Franchitti might be the same driver, but he’s also a student of racing history — speaking glowingly of fellow Scotsmen Jackie Stewart and Jim Clark, people he has looked up to in the past. After the race, he immediately recalled the finish being similar to the Emerson Fittipaldi-Al Unser Jr. finish in 1989, when the two touched wheels in Turn 3 on the penultimate lap, sending Unser into the wall and
Fittipaldi to his first win. But he doesn’t put himself into that pantheon quite yet.
“I’m very proud of the achievements, the Indy wins, the championships, every one of the race wins,” Franchitti said. “When I’m driving, I look forward. When I retire, I can look back. Today, I was lucky enough to be in the green room, TK and I were sitting in a quiet corner, then Parnelli (Jones) came up, Bobby Unser came up, Johnny Rutherford came up. (Kanaan) and I were like kids – getting pictures taken with these legends of the sport. When I retire, I can think about that.”
He made his first start in 1997 and now has 31 career wins. Of those, 17 have come since 2007, during his run of championships. The 39-year-old driver is in seventh place all-time in IndyCar wins — and just four victories shy of Bobby Unser in fifth place. The people ahead of him are A.J. Foyt — whose 67 wins are the most all-time — two Andrettis and three Unsers. Franchitti credits his success to the people around him.

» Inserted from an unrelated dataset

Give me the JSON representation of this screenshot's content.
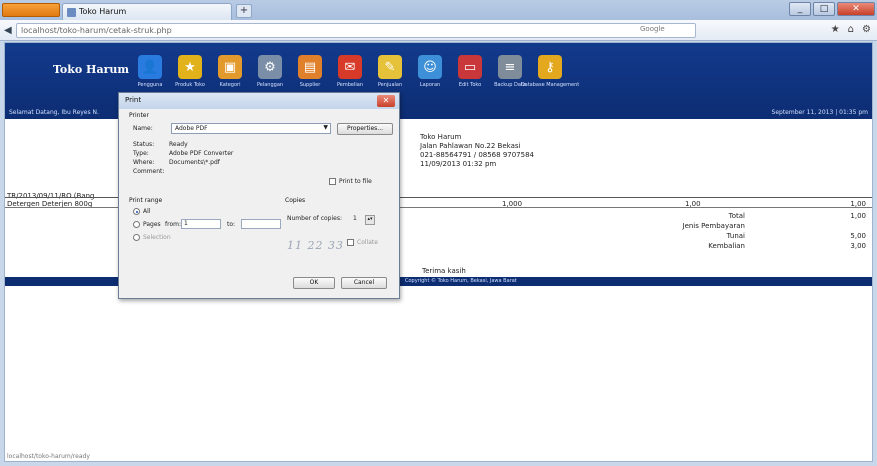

The two teams he’s competed for since migrating from CART to the IndyCar Series full-time in 2003 — Andretti Green Racing and Target Chip Ganassi Racing — have combined for five Indy wins and seven series championships during that time frame. Team manager Mike Hull said Franchitti and Dixon almost function as one driver, and their working together as one helped get them to the front. Their 1-2 finish at Indy was the first such finish for teammates since Team Penske’s Helio Castroneves and Gil de Ferran took the top two spots — each winning once — in 2001 and 2003.
It also happened in 1997 (Arie Luyendyk-Scott Goodyear for Treadway Racing), 1962 (Rodger Ward-Len Sutton in the Leader Card roadsters) and 1947-48 (Mauri Rose-Bill Holland in the Blue Crown Specials).
“It’s such a team sport,” Franchitti said. “I’m very aware of the fact that a team is made up of myself and all the other members of the team, Honda, we all work together. I couldn’t just jump into any car here. This group and the people I get to work with, I don’t know how lucky I am.”
At 39 years of age, Franchitti is getting closer to the twilight of his career, but his prime has come after he has hit his mid-30s, as he adds the experience of age with his abundant driving skill.
“In Dario’s case, we have a driver who hasn’t reached his mid-life crisis, but has the experience of his age, but he comes to work every day with the enthusiasm of an 18-year-old,” Hull said. “That’s a tough combination to beat.”